Yaklaşık iki hafta önce ise gazete manşetlerinde, televizyonların ana haber bültenlerinde ‘’Della Miles Müslüman oldu’’ haberini gördüğümde sebebini bilmediğim biçimde gayriihtiyari bir mutluluk yaşadım.
Yıllarca dünyanın en önemli müzisyenleriyle çalışmış Amerikalı bir şarkıcının Türkiye’ye olan hayranlığı ve İslamiyet’i tercih etmesi birçoğunuz gibi beni de sevindirdi. Lakin asıl en büyük sevincimi Filistin için sosyal medya hesaplarından yayınladığı destek mesajıyla yaşadım. ‘’Haksızlık karşısında susan dilsiz şeytandır.’’ dercesine, belki de yurtdışındaki birçok hayranını kaybetmeyi, kötü ve rencide edici tepkiler almayı, belki de protesto edilmeyi göze alarak yayınladığı o mesajla aklımdaki kuşkuları öyle net bir şekilde giderdi ki.
Şimdi bana soracaksınız... Neydi kuşkuların... Çok uzun uzadıya anlatmaya gerek yok.
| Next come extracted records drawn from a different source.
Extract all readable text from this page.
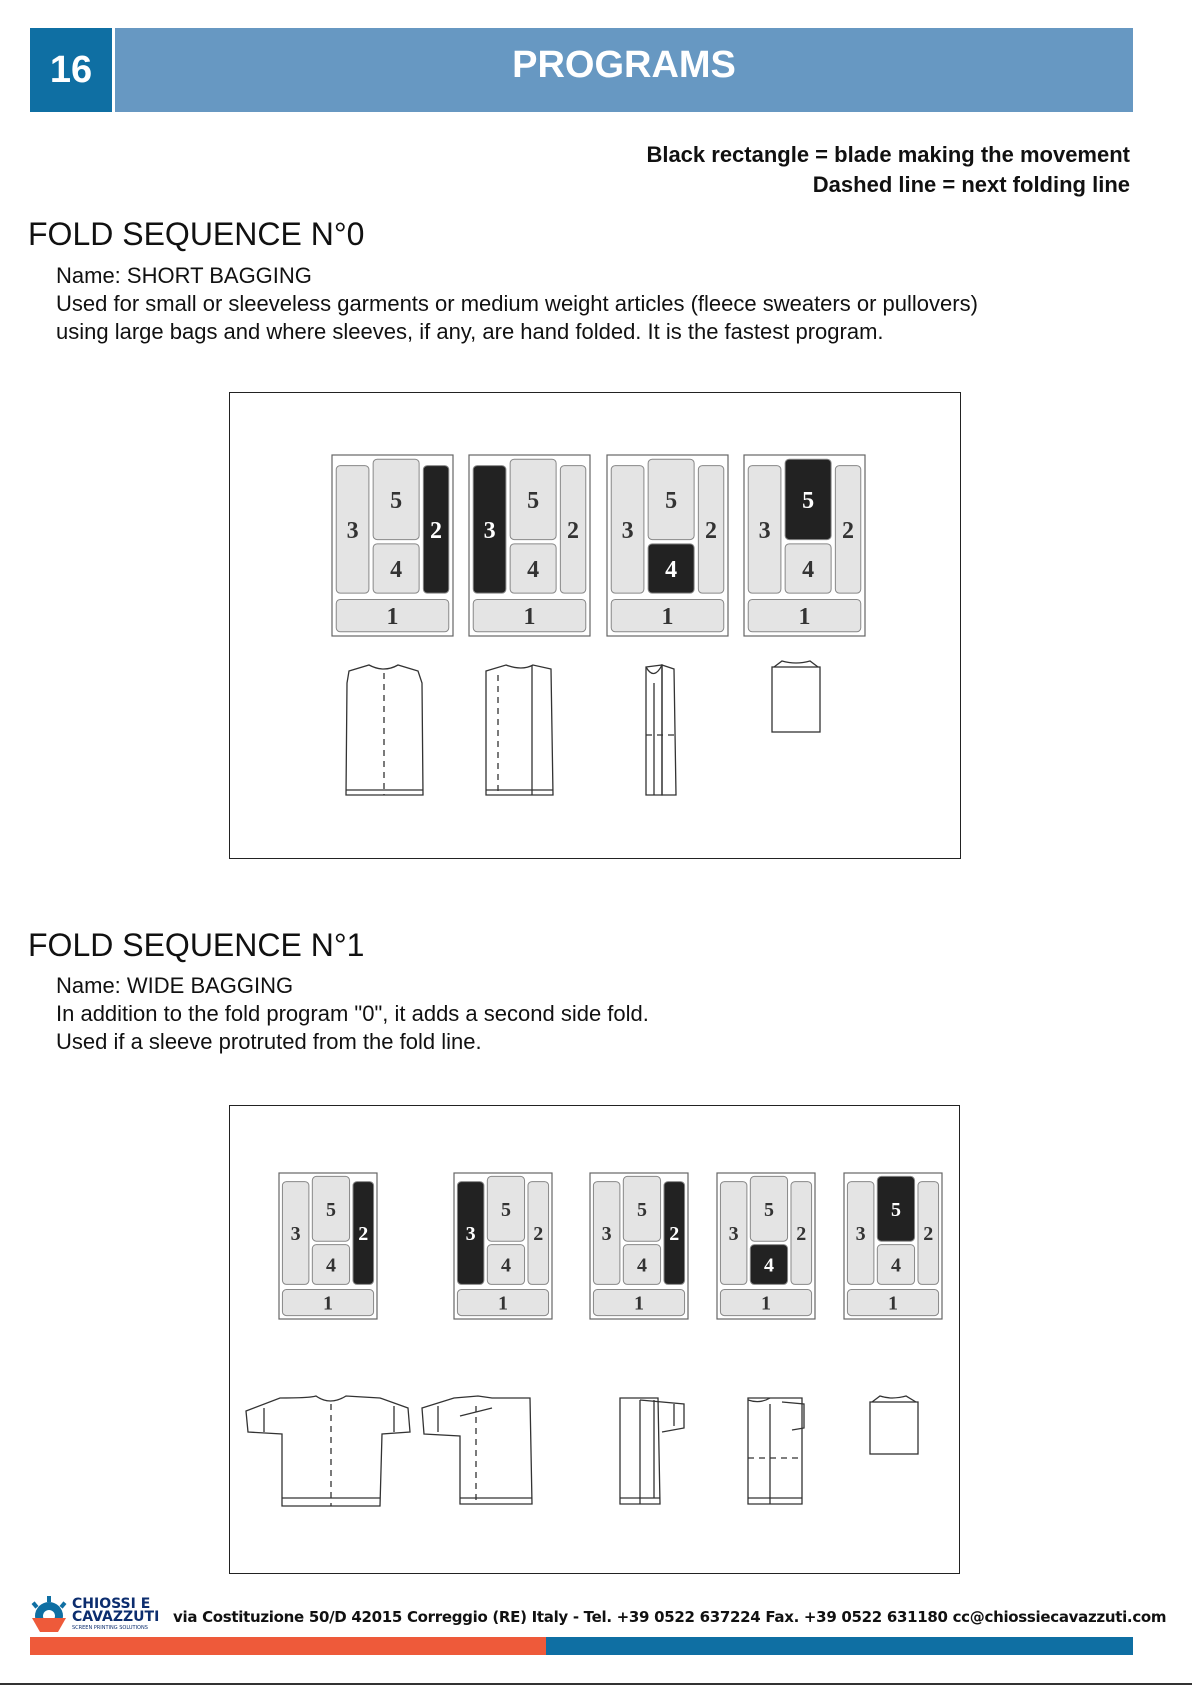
16	PROGRAMS
Black rectangle = blade making the movement
Dashed line = next folding line
FOLD SEQUENCE N°0
Name: SHORT BAGGING
Used for small or sleeveless garments or medium weight articles (fleece sweaters or pullovers)
using large bags and where sleeves, if any, are hand folded. It is the fastest program.
1
2
3
4
5
1
2
3
4
5
1
2
3
4
5
1
2
3
4
5
FOLD SEQUENCE N°1
Name: WIDE BAGGING
In addition to the fold program "0", it adds a second side fold.
Used if a sleeve protruted from the fold line.
1
2
3
4
5
1
2
3
4
5
1
2
3
4
5
1
2
3
4
5
1
2
3
4
5
CHIOSSI E
CAVAZZUTI
SCREEN PRINTING SOLUTIONS
via Costituzione 50/D 42015 Correggio (RE) Italy - Tel. +39 0522 637224 Fax. +39 0522 631180 cc@chiossiecavazzuti.com
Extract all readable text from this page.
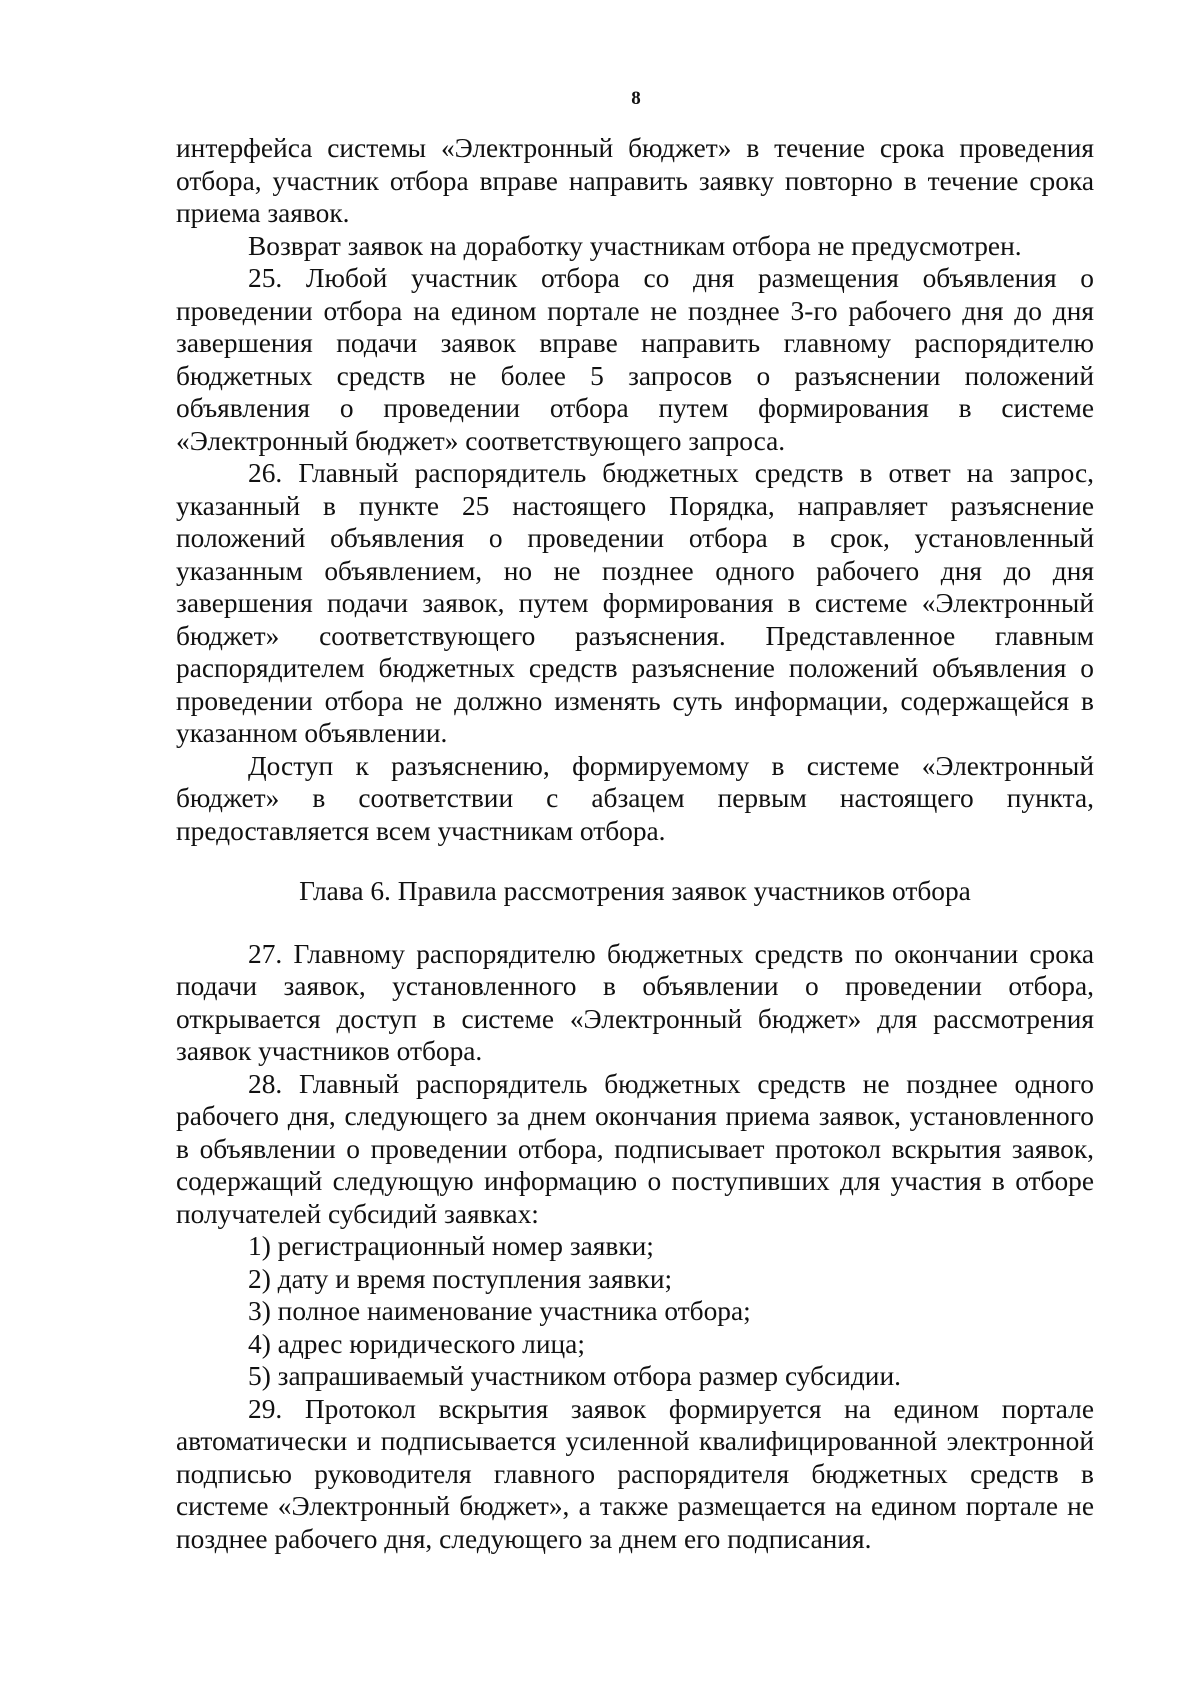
8

интерфейса системы «Электронный бюджет» в течение срока проведения отбора, участник отбора вправе направить заявку повторно в течение срока приема заявок.

Возврат заявок на доработку участникам отбора не предусмотрен.

25. Любой участник отбора со дня размещения объявления о проведении отбора на едином портале не позднее 3-го рабочего дня до дня завершения подачи заявок вправе направить главному распорядителю бюджетных средств не более 5 запросов о разъяснении положений объявления о проведении отбора путем формирования в системе «Электронный бюджет» соответствующего запроса.

26. Главный распорядитель бюджетных средств в ответ на запрос, указанный в пункте 25 настоящего Порядка, направляет разъяснение положений объявления о проведении отбора в срок, установленный указанным объявлением, но не позднее одного рабочего дня до дня завершения подачи заявок, путем формирования в системе «Электронный бюджет» соответствующего разъяснения. Представленное главным распорядителем бюджетных средств разъяснение положений объявления о проведении отбора не должно изменять суть информации, содержащейся в указанном объявлении.

Доступ к разъяснению, формируемому в системе «Электронный бюджет» в соответствии с абзацем первым настоящего пункта, предоставляется всем участникам отбора.

Глава 6. Правила рассмотрения заявок участников отбора

27. Главному распорядителю бюджетных средств по окончании срока подачи заявок, установленного в объявлении о проведении отбора, открывается доступ в системе «Электронный бюджет» для рассмотрения заявок участников отбора.

28. Главный распорядитель бюджетных средств не позднее одного рабочего дня, следующего за днем окончания приема заявок, установленного в объявлении о проведении отбора, подписывает протокол вскрытия заявок, содержащий следующую информацию о поступивших для участия в отборе получателей субсидий заявках:

1) регистрационный номер заявки;

2) дату и время поступления заявки;

3) полное наименование участника отбора;

4) адрес юридического лица;

5) запрашиваемый участником отбора размер субсидии.

29. Протокол вскрытия заявок формируется на едином портале автоматически и подписывается усиленной квалифицированной электронной подписью руководителя главного распорядителя бюджетных средств в системе «Электронный бюджет», а также размещается на едином портале не позднее рабочего дня, следующего за днем его подписания.
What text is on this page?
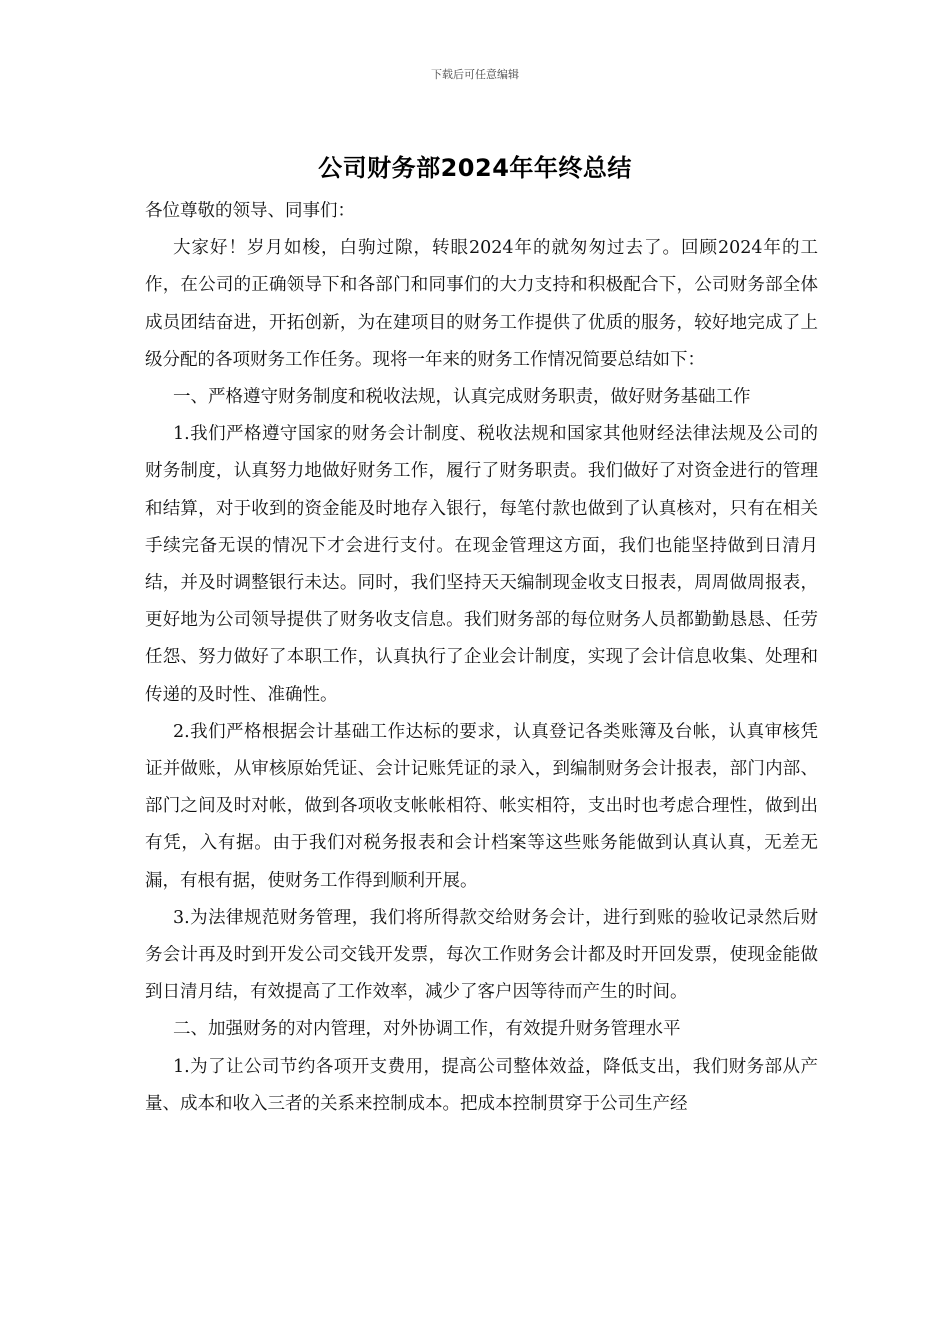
下载后可任意编辑
公司财务部2024年年终总结

各位尊敬的领导、同事们：

大家好！岁月如梭，白驹过隙，转眼2024年的就匆匆过去了。回顾2024年的工作，在公司的正确领导下和各部门和同事们的大力支持和积极配合下，公司财务部全体成员团结奋进，开拓创新，为在建项目的财务工作提供了优质的服务，较好地完成了上级分配的各项财务工作任务。现将一年来的财务工作情况简要总结如下：

一、严格遵守财务制度和税收法规，认真完成财务职责，做好财务基础工作

1.我们严格遵守国家的财务会计制度、税收法规和国家其他财经法律法规及公司的财务制度，认真努力地做好财务工作，履行了财务职责。我们做好了对资金进行的管理和结算，对于收到的资金能及时地存入银行，每笔付款也做到了认真核对，只有在相关手续完备无误的情况下才会进行支付。在现金管理这方面，我们也能坚持做到日清月结，并及时调整银行未达。同时，我们坚持天天编制现金收支日报表，周周做周报表，更好地为公司领导提供了财务收支信息。我们财务部的每位财务人员都勤勤恳恳、任劳任怨、努力做好了本职工作，认真执行了企业会计制度，实现了会计信息收集、处理和传递的及时性、准确性。

2.我们严格根据会计基础工作达标的要求，认真登记各类账簿及台帐，认真审核凭证并做账，从审核原始凭证、会计记账凭证的录入，到编制财务会计报表，部门内部、部门之间及时对帐，做到各项收支帐帐相符、帐实相符，支出时也考虑合理性，做到出有凭，入有据。由于我们对税务报表和会计档案等这些账务能做到认真认真，无差无漏，有根有据，使财务工作得到顺利开展。

3.为法律规范财务管理，我们将所得款交给财务会计，进行到账的验收记录然后财务会计再及时到开发公司交钱开发票，每次工作财务会计都及时开回发票，使现金能做到日清月结，有效提高了工作效率，减少了客户因等待而产生的时间。

二、加强财务的对内管理，对外协调工作，有效提升财务管理水平

1.为了让公司节约各项开支费用，提高公司整体效益，降低支出，我们财务部从产量、成本和收入三者的关系来控制成本。把成本控制贯穿于公司生产经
Çok meşhur bir “Ünlü” mankenimiz vakti zamanında o kadar çok din değiştirdi ki...
Vallahi bir ara hepimizin başı döndü. Şu an hangi dinin maneviyatıyla huzur buluyor bilmiyorum ama bu bile bizim bu tip şeylere kuşkulu yaklaşmamıza, aklımıza ‘’Yahu yoksa show mu yapıyor? Bu bir pazarlama hilesi midir?’’ sorularının gelmesine yetiyor.
Neyse ki kendi tabiriyle ‘’Çikolatalı Baklava’’ hepimizi mutlu etmeye ve sempatisini kazanmaya devam ediyor.
Umarım bir gün bir yerlerde yolumuz kesişir... Hoş geldin Della Miles...
Reyting canavarı gerçek hikâye seviyor
Son dönemde reyting canavarına kurban gitmeyen dizilerin ortak yanı gerçek yaşanmış hikayelerden yola çıkmış olmaları gibi görünüyor.
Reytinglerde birinci olan dizilere bakınca da bunu çok rahat görebiliyoruz. Dönem dizileri de buna dahil. Çünkü izleyici artık diziyi izlerken adeta izlemiyor yaşıyor. Senaristlerin yaşanmış hikayeler üzerinden senaryo yazıp, bu işin üzerine gitmelerini tavsiye ediyorum.